I am an avid internet user. It is difficult to imagine my life without it. I owe many of my closest friends to the internet, along with many of my professional successes. As a force in my individual life, I’m willing to call it a net good.
On the systemic level, though, I wonder. It is hard to deny that the internet has been instrumental in the neoliberal regime, consolidating economic power in ever fewer hands. Amazon is archetypal here. Where the distribution of books used to be the province of a range of independent and chain bookstores, now Amazon is most people’s first stop — and they’ve actually moved to expand their reach by creating the kind of bricks-and-mortar bookstore they’ve been putting out of business for decades.
Amazon is also indicative of a broader trend: while we’re supposed to be shocked and awed by the endless innovation of the tech sector, their underlying business models are not new at all. Amazon is the bigger, better Sears catalogue. That’s it. Netflix streaming is the on-demand function from your cable plan, with better selection and an exciting new fee. The model for virtually all online publications — use content to attract eyes so that you can sell ads — is literally exactly the same as for print publications. Offering a service so you can sell ads is but a variation on the theme — particularly social media “services,” where the users themselves collectively generate the content that attracts them to the site. Sometimes you get other variations, like the “freemium” model that offers a free teaser to try to convince people to pay for the content or service, but in principle that already existed too, in the form of the public library or the waiting room at the dentist.
The other primary business model is intermediating transactions and taking a cut. Sometimes this enables transactions that otherwise would not have happened, or at least not happened as easily. This is the model for the finance industry, which does not actually create economic value. At its best, this model sets up the conditions for other people to create economic more efficiently or effectively — but at its distressingly frequent worst, all it does is extract value that can be stockpiled, concentrating wealth and power without producing any widely shared benefit.

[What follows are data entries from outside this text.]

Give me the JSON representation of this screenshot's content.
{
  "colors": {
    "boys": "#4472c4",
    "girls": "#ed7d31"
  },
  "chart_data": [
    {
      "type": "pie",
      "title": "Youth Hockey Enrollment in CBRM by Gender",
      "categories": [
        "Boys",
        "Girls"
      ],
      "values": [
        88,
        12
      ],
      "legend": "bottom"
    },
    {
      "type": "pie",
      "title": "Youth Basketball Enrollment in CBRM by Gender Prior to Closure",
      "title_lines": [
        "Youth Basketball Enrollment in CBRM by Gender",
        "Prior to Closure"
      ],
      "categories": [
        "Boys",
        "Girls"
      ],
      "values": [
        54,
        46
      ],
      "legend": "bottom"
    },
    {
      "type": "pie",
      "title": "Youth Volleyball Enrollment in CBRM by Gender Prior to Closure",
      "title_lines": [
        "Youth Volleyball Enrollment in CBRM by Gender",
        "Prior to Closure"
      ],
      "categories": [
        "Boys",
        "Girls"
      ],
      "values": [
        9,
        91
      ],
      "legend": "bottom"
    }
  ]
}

Most “innovations” center around finding exciting new ways to extract free labor or, when that can’t be achieved, to brutally underpay people. The most exciting models combine the extractive and exploitative approaches, as shown by Uber. The Uber example also shows us how often these exciting and innovative new breakthroughs are illegal. Some of those illegal moves might seem beneficial to the public, for instance those that make music and movies more freely available or allow an alternative to cabs. Others are openly harmful — it’s appalling to think how much easier it has become to distribute child pornography since widespread adoption of the internet, for instance, increasing demand and hence directly leading to more abuse of children than would otherwise have happened.
The double-edged sword can be found everywhere. We love to read about how protestors in the Arab Spring coordinated via Twitter, but ISIS seems to have enjoyed greater and more enduring success with its social media strategy. We have all benefited from being in contact with many more interesting and like-minded people, but by the same token we are also put in contact with trolls and harrassers — and the eyeball-monetizing model means that no one has any real motivation to tamp down harrassment, because eyeballs are eyeballs.
Many of these pitfalls can be traced back to the distorting influence of capitalism on the internet, but it’s not as though the non-profit sector has done much better. The signature achievement of the open source movement has been the developement of a clone of the 70s-vintage UNIX operating system, which has basically resulted in a giveaway of free (as in beer) software to tech companies while making essentially no impact on the everyday user’s reliance on proprietary software. The other major achievement has been to create a more up-to-date Encyclopedia Brittanica, with farcically good pop culture coverage. In short, the bold techno-anarchists are hardly sticking it to the man — when they take a break from harrassing the dread SJWs.
And none of this even touches on the very real environmental impact of “the cloud.” We all instinctively deplore the waste of paper generated by pre-internet bureaucracy, but I daresay that printing something off and putting it in a file cabinet is better for the environment than keeping a server running 24 hours a day so that I can have instant access to it. I love having instant streaming access to all my favorite shows, but could we as a society maybe decide whether the amount of power consumption a Netflix binge produces is worth that convenience gain? Obviously our democratic machinery is in a bad state at this point, but even if it weren’t, the seemingly immaterial nature of the internet means that question probably wouldn’t arise — and this at precisely the time when we need to have environmental and specifically power-usage concerns at the very forefront of our collective mind, not shunted even more effectively into the background.
I’m sure we can all imagine a better internet. Many of us have probably even experienced it in some fragmentary way. But the mass, commercialized internet that we know now is definitely not that utopian internet — and it threatens to destroy what utopian moments and spaces persist. I realize that there are complex questions about whether any tool can be truly neutral, but even if we regard the internet as such a neutral tool, one that could be used in any direction we choose, we as a society have chosen the very worst ways, almost systematically. And however the intrinsic properties of the internet may have contributed, our concrete use of the internet is unquestionably an indictment of our deeply corrupt, thoughtless, and self-destructive society.